Cybercriminals put stolen login data from large companies up for sale in late January. The data came from a number of the companies’ Asian data centers.
This was discovered by security specialist Resecurity in an investigation ongoing since September 2021. According to the investigation, several data center providers, cloud service providers and MSPs in Asia have been affected by a sustained cyber attack. The cybercriminals, originating from China and some other Asian countries, set out to steal login credentials and other sensitive data from (large) customers.
Bloomberg writes that the affected data center providers are Shanghai-based GDS Holdings and Singapore-based ST Telemedia Global Datacenters. Companies from which login credentials and data were allegedly stolen include Alibaba, Amazon, Apple, BMW, Goldman Sachs, Huawei, Microsoft and Walmart.
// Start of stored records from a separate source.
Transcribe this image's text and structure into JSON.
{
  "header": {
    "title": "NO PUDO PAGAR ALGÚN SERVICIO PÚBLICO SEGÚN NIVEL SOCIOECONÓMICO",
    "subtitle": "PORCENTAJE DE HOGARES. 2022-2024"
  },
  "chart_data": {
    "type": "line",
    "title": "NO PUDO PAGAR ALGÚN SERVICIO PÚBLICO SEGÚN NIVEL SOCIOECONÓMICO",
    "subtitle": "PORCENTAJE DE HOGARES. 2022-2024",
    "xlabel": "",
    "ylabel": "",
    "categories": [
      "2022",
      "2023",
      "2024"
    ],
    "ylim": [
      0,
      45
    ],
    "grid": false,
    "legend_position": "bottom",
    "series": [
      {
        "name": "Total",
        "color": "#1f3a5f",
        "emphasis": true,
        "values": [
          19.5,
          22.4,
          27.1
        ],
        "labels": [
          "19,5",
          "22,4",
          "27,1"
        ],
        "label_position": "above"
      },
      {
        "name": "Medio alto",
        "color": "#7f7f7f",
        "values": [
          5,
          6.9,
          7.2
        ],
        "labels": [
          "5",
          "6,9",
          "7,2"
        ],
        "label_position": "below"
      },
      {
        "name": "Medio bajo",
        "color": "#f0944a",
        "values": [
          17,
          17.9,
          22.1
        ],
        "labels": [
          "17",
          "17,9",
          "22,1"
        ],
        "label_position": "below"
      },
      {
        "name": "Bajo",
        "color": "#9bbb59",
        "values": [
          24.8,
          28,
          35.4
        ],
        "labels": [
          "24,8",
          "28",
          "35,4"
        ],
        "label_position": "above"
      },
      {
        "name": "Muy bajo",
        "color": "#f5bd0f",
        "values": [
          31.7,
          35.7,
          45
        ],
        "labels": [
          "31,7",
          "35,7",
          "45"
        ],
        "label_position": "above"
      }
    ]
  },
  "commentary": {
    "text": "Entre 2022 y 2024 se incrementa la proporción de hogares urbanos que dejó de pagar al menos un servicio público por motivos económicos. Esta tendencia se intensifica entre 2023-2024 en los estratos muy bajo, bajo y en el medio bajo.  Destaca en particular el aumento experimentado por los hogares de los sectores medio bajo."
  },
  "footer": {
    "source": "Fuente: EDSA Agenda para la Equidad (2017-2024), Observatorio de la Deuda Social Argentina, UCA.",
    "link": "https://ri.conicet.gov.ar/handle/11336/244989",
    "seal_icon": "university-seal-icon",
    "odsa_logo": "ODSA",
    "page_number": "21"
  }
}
The attacks have a long evolution, Resecurity’s security experts discovered. The first malicious cyber activities were spotted in September 2021. During this first attack, the cybercriminals managed to get their hands on a list of CCTV cameras, followed by login credentials of operational employees of the data centers themselves and employees of customers operating in the data centers. In addition, they got their hands on data about services purchased and equipment deployed. In addition, they showed interest is the availability of a “remote hands service (RHS) that allows customers to remotely manage their servers in the data center and troubleshoot problems before that.
In the second wave of attacks, carried out throughout 2022, the cybercriminals again managed to steal a customer database with more than a thousand records at a Singapore data center company. This attack, however, was detected and eventually repelled.
The third and, for now, final episode of this attack occurred recently. Investigators discovered that the cybercriminals put the stolen login credentials and other data of major customers of the affected data center companies up for sale on the dark web. More specifically, this involves the RAMP platform that is mostly used by Initial Access Brokers (IABs) and ransomware criminals.
The researchers say they cannot estimate the impact of this large-scale theft of login credentials and other data. By going public now about these attacks on the aforementioned data center providers, they hope to mitigate any impact, but also to create more awareness of this type of attack. Meanwhile, in addition to the affected companies, several CERTs of the affected countries have also been informed about the attack.